Acute lung injury (ALI) is a hypoxic respiratory insufficiency disease characterized by oxidative damage, inflammatory response, and autophagic cell death. Resveratrol (Res) modulates the autophagy activation and excessive autophagy inhibition to counteract oxidative stress, yet the latter mechanism has been vague. Herein, effects and regulatory mechanisms of Res on lung injury, inflammation, and autophagy/mitophagy were explored in lipopolysaccharide (LPS)-stimulated rats and RAW264.7 cells. Transcriptome data exhibited that, Res influenced oxidative stress, inflammation, apoptosis, necroptosis, proliferation, and migration probably through TNF/NF-kB-mediated phagosome and lysosome formations in ALI rats. In subsequent assays, Res significantly reversed the LPS-induced lung injury and mitochondrial dysfunction via activating the SIRT1/PGC-1α pathway. Also, Res reduced LPS-triggered inflammatory cytokines through restraining the TNF/NF-κB/JNK pathway. Importantly, Res attenuated excessive LC3/ATG5/p62-mediated autophagy and PINK1/Parkin-adjusted mitophagy, decreasing the autophagic flux by inactivating the NF-κB pathway. Thus, Res augmented anti-oxidative and anti-inflammatory effects most likely through ameliorating the excessive autophagy/mitophagy via two converging pathways (SIRT1/PGC-1α and TNF/NF-κB/JNK). Notably, Res down-regulated the DNMT2/TRDMT1 expression and probably adopted a similar binding pattern with plant flavonoids to block this enzyme. Altogether, these findings will provide a novel mechanism and therapeutic strategy for ALI or related lung diseases by Res-modulated autophagy/mitophagy inactivation and DNMT2/TRDMT1 inhibition.

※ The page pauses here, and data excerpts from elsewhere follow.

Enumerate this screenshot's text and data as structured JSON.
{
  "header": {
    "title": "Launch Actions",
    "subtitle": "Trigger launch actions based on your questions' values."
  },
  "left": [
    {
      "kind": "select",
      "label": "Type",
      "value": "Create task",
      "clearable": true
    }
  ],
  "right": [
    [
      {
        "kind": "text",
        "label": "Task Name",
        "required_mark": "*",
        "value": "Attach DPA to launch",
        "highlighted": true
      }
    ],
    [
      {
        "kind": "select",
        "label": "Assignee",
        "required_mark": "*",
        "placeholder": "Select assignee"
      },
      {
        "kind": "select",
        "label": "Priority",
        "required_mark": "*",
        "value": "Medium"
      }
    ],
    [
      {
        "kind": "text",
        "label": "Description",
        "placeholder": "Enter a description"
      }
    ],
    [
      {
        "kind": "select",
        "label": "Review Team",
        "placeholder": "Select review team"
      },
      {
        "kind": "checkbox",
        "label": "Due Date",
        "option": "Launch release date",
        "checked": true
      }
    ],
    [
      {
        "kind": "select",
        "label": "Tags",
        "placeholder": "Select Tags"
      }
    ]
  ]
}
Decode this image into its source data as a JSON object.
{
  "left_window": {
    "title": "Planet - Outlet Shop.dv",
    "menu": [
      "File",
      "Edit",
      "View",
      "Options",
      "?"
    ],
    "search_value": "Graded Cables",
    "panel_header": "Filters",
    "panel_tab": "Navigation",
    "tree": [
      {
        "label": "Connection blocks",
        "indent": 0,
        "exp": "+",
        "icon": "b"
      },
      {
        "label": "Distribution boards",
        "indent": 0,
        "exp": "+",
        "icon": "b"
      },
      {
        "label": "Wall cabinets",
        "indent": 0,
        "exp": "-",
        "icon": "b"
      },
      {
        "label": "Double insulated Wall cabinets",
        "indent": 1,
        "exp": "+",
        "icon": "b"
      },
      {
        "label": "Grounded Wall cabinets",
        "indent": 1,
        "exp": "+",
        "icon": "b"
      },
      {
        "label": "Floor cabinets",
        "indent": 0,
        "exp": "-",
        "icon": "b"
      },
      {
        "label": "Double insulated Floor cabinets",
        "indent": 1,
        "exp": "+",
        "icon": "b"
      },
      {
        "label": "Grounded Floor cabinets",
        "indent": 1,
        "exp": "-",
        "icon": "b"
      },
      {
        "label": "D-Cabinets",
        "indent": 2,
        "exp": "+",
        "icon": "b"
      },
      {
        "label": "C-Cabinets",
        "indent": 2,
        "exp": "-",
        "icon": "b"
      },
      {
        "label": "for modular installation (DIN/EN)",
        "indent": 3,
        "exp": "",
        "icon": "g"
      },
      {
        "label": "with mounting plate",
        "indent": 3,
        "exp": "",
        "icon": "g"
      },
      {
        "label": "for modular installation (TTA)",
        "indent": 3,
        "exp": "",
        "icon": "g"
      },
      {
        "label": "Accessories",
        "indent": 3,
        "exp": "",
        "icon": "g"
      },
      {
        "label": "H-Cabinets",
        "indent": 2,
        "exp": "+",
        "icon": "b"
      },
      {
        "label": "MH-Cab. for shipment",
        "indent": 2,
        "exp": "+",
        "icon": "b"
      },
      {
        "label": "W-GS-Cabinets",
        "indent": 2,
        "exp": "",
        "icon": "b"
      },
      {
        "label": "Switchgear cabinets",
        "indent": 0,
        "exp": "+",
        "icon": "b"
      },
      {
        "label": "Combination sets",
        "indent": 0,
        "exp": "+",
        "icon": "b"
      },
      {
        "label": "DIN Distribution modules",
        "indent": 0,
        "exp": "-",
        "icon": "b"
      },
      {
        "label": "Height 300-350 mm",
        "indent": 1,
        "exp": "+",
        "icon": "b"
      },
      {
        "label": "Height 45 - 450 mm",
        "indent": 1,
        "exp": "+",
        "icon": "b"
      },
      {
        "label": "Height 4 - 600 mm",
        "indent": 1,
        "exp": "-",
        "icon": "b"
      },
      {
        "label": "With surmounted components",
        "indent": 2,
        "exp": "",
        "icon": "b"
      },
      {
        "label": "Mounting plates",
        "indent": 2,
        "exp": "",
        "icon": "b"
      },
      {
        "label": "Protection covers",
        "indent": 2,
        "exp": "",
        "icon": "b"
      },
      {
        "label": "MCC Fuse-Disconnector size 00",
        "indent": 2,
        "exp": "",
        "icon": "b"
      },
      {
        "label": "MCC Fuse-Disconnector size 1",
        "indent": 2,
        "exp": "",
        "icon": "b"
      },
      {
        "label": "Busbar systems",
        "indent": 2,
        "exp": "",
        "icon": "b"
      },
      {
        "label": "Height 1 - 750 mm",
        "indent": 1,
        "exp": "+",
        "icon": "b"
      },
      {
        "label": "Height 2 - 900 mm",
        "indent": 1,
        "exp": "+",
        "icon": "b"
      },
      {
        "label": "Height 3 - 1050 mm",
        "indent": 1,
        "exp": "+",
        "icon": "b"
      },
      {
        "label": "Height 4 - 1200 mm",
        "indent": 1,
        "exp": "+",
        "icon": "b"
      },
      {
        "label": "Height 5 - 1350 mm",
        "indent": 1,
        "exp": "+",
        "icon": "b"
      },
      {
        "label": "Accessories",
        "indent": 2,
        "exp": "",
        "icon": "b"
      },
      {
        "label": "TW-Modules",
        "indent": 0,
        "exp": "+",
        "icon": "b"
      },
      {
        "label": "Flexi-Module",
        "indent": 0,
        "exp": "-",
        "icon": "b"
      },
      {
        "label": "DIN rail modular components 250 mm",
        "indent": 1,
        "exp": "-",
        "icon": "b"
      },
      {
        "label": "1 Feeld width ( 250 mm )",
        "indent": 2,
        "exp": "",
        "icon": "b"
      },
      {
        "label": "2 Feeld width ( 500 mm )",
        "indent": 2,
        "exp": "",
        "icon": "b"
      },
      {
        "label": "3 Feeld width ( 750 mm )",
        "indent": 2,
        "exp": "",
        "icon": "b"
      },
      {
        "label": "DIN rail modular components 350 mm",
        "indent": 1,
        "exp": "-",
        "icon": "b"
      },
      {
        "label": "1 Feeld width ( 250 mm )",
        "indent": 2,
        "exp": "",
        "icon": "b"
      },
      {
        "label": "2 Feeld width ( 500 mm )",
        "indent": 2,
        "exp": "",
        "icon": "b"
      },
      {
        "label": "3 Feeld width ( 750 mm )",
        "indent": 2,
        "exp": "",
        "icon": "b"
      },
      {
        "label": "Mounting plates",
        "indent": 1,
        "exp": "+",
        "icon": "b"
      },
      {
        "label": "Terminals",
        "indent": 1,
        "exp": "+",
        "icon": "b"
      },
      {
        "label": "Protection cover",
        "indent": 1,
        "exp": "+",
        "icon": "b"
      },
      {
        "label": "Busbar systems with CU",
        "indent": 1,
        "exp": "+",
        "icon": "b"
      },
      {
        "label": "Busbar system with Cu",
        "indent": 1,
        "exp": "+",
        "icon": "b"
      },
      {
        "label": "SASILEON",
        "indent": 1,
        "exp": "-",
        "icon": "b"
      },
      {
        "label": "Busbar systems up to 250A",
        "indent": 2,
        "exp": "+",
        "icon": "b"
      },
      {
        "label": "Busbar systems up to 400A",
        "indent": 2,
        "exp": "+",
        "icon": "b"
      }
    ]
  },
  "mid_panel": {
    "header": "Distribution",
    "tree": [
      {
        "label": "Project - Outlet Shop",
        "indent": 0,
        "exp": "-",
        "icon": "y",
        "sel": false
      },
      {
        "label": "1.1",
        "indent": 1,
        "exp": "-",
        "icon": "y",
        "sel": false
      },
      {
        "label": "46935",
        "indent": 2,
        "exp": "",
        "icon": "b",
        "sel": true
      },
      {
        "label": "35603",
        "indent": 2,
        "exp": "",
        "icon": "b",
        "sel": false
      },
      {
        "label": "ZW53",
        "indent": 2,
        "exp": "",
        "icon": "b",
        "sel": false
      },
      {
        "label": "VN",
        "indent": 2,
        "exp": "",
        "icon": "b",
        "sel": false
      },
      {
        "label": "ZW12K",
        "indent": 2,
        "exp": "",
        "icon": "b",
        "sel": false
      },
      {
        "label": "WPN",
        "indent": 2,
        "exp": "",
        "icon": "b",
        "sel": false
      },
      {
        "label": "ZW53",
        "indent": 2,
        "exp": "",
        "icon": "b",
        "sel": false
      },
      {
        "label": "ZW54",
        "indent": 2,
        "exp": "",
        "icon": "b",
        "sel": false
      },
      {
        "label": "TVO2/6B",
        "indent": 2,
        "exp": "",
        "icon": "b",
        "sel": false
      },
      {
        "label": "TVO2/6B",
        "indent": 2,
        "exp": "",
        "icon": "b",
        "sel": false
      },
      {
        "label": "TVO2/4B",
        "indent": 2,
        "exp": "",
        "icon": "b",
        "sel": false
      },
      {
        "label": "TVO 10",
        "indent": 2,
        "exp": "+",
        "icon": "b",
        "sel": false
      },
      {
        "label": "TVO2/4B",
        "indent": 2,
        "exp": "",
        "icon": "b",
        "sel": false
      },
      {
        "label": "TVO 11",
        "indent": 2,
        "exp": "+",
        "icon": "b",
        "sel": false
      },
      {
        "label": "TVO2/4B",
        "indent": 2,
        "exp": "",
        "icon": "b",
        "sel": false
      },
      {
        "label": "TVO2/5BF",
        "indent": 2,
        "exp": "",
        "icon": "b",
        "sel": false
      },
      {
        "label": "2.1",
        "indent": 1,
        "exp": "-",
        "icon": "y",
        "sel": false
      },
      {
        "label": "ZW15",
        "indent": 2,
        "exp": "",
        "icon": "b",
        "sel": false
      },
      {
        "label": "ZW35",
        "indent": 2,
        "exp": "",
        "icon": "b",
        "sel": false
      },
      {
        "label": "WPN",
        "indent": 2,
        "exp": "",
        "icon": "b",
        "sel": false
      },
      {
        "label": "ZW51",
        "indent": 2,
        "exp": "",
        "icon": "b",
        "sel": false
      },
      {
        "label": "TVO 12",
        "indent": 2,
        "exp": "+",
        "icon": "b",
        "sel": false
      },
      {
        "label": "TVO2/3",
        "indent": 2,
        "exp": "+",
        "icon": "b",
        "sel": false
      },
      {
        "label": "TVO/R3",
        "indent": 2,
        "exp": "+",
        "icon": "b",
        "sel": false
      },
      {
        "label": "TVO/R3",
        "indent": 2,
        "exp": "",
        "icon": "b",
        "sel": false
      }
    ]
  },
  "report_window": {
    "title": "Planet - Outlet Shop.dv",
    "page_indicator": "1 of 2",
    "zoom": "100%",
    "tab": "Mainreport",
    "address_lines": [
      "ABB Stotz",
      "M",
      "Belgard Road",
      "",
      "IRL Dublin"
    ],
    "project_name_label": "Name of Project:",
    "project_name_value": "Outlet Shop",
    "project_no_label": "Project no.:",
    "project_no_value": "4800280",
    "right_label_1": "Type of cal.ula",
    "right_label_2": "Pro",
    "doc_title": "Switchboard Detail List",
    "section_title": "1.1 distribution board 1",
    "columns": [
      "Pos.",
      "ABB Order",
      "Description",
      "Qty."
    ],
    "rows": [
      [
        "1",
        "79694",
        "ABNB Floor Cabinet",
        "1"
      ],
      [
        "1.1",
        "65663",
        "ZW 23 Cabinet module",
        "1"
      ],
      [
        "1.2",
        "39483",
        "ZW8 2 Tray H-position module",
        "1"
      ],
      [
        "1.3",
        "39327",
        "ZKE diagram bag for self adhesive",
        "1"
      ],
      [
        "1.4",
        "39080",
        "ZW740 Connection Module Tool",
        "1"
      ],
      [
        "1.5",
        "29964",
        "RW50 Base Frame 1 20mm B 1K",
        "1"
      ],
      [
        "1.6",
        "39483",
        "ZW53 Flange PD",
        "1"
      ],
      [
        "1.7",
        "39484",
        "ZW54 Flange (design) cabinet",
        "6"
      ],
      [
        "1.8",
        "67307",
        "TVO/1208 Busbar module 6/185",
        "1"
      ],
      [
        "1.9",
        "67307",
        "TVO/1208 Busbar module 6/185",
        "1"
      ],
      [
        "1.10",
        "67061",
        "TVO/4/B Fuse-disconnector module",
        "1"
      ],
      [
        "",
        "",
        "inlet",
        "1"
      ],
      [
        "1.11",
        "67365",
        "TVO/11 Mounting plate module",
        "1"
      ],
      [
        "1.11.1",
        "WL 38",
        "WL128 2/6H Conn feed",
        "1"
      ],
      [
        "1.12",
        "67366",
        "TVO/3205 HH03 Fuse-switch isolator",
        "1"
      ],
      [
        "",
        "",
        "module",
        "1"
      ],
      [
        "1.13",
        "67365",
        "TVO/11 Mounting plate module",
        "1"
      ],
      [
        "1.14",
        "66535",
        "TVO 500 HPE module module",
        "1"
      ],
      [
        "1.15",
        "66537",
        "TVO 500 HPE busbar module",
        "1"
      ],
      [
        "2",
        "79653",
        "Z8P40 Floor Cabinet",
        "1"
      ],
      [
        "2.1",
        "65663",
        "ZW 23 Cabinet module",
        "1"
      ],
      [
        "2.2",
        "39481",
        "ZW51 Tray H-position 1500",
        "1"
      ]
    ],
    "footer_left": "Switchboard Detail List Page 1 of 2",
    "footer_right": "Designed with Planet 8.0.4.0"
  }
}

急性肺损伤(ALI)是一种以氧化损伤、炎症反应和自噬性细胞死亡为特征的低氧性呼吸功能不全疾病。白藜芦醇(Res)可调节自噬激活和过度自噬抑制以对抗氧化应激,但其后者机制尚不清楚。在此,研究了Res对脂多糖(LPS)刺激的大鼠和RAW264.7细胞中肺损伤、炎症以及自噬/线粒体自噬的影响和调节机制。转录组数据显示,Res可能通过TNF/NF-κB介导的吞噬体和溶酶体形成影响ALI大鼠的氧化应激、炎症、凋亡、坏死性凋亡、增殖和迁移。在随后的实验中,Res通过激活SIRT1/PGC-1α途径显著逆转了LPS诱导的肺损伤和线粒体功能障碍。此外,Res通过抑制TNF/NF-κB/JNK途径降低了LPS触发的炎性细胞因子。重要的是,Res减弱了LC3/ATG5/p62介导的过度自噬和PINK1/Parkin调节的线粒体自噬,通过使NF-κB途径失活降低了自噬通量。因此,Res最有可能通过两条汇聚途径(SIRT1/PGC-1α和TNF/NF-κB/JNK)改善过度自噬/线粒体自噬,从而增强抗氧化和抗炎作用。值得注意的是,Res下调了DNMT2/TRDMT1的表达,并且可能采用与植物黄酮类似的结合模式来阻断该酶。总之,这些发现将为Res调节自噬/线粒体自噬失活和DNMT2/TRDMT1抑制为ALI或相关肺部疾病提供一种新的机制和治疗策略。